Riscos do 'Mounjaro do Paraguai' e retatrutida: Anvisa alerta sobre canetas emagrecedoras ilegais
Riscos do 'Mounjaro do Paraguai' e retatrutida sem aval da Anvisa

Riscos do 'Mounjaro do Paraguai' e retatrutida: Anvisa alerta sobre canetas emagrecedoras ilegais

A febre das canetas injetáveis para tratamento da obesidade, como as baseadas em semaglutida (Wegovy) e tirzepatida (Mounjaro), tem levado ao surgimento de versões manipuladas e opções ilegais no mercado brasileiro. Entre as mais difundidas estão o chamado "Mounjaro do Paraguai" e a retatrutida, uma substância ainda em estudo que não possui autorização de agências regulatórias para uso.

Proibições e apreensões da Anvisa

Desde o ano passado, a Agência Nacional de Vigilância Sanitária (Anvisa) tem emitido alertas e implementado proibições relacionadas à importação e comercialização indevida de canetas injetáveis para obesidade. Em novembro de 2025, a agência publicou resoluções que determinam a proibição de importação, distribuição, fabricação, propaganda e uso de medicamentos à base de agonistas do GLP-1 que não possuem registro no Brasil.

Em fevereiro deste ano, a Anvisa ordenou a apreensão de produtos não registrados e divulgou uma lista com os nomes e dosagens das versões ilegais das canetas, incluindo Lipoless MD 15mg, Retatrutide 40mg, Tirzec 15mg, Lipoland 15mg e T.G 15mg e 10mg.

Atração pelo preço baixo

A procura por essas canetas paraguaias que se apresentam como emagrecedoras está relacionada não apenas ao desejo de perder peso rapidamente, mas também ao preço acessível. Com base na média de preços disponíveis na internet, estima-se que o valor dessas opções corresponde a 25% a 44% do preço do medicamento original, tornando-as uma alternativa tentadora para muitos consumidores.

Riscos graves à saúde

Os produtos sem registro no Brasil e sem procedência conhecida oferecem uma série de riscos significativos à saúde. Sem passar pela análise rigorosa da Anvisa, não é possível garantir a segurança e a eficácia desses remédios. Outro problema grave é o risco de contaminação, pois as condições de fabricação são desconhecidas, especialmente em produtos falsificados.
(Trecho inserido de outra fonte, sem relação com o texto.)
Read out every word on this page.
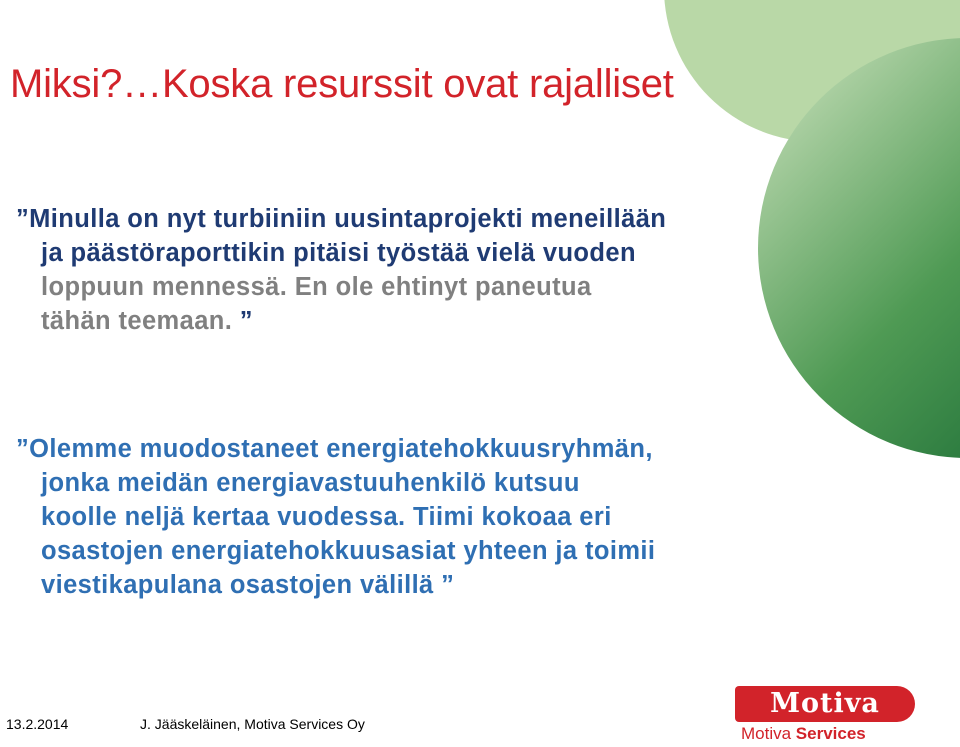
Miksi?…Koska resurssit ovat rajalliset
”Minulla on nyt turbiiniin uusintaprojekti meneillään
ja päästöraporttikin pitäisi työstää vielä vuoden
loppuun mennessä. En ole ehtinyt paneutua
tähän teemaan. ”
”Olemme muodostaneet energiatehokkuusryhmän,
jonka meidän energiavastuuhenkilö kutsuu
koolle neljä kertaa vuodessa. Tiimi kokoaa eri
osastojen energiatehokkuusasiat yhteen ja toimii
viestikapulana osastojen välillä ”
13.2.2014	J. Jääskeläinen, Motiva Services Oy
Motiva
Motiva Services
Pode ocorrer ainda a presença de substâncias inadequadas ou em quantidade incorreta, o que pode levar a eventos adversos e resultados insatisfatórios. A farmacêutica Eli Lilly, fabricante do Mounjaro, alerta em comunicado que produtos falsificados "podem conter ingredientes errados, quantidade excessiva, insuficiente ou nenhuma substância ativa, ou ainda conter outros ingredientes nocivos".

O caso preocupante da retatrutida

A situação da retatrutida, molécula que também está sob patente da Lilly, é ainda mais grave. A substância ainda está em fase de testes, embora tenha sido apresentada em um evento "paralelo" por um laboratório paraguaio com a presença de celebridades e influenciadores brasileiros, configurando uma situação irregular.

O professor de Endocrinologia e Metabologia da Universidade Federal de Santa Catarina (UFSC), Alexandre Hohl, alerta que os ritos científicos precisam ser seguidos antes que um remédio chegue à população, o que ainda não ocorreu com a retatrutida. "É uma medicação em estudo de fase 3 com grande probabilidade de ajudar pessoas com obesidade, diabetes e doença hepática metabólica, mas os estudos precisam ser finalizados e as agências regulatórias precisam analisá-los", explica Hohl.

Necessidade de medidas rigorosas

Segundo o especialista, é fundamental implementar medidas para coibir a comercialização desses produtos ilegais. "Quando uma medicação que está sendo estudada começa a ser utilizada, fabricada e vendida em um país sem nenhuma dessas informações, é um caos sanitário, é colocar a população em risco. É fundamental que agências regulatórias e órgãos como a polícia reprimam esse tipo de situação", afirma Hohl.

Vale ressaltar que os agonistas do GLP-1 aprovados, como a semaglutida e a tirzepatida, devem ser administrados apenas com indicação médica e, por determinação da Anvisa, são vendidos com retenção da receita médica. A aquisição deve ser feita exclusivamente em farmácias e drogarias credenciadas, garantindo assim a segurança e a eficácia do tratamento.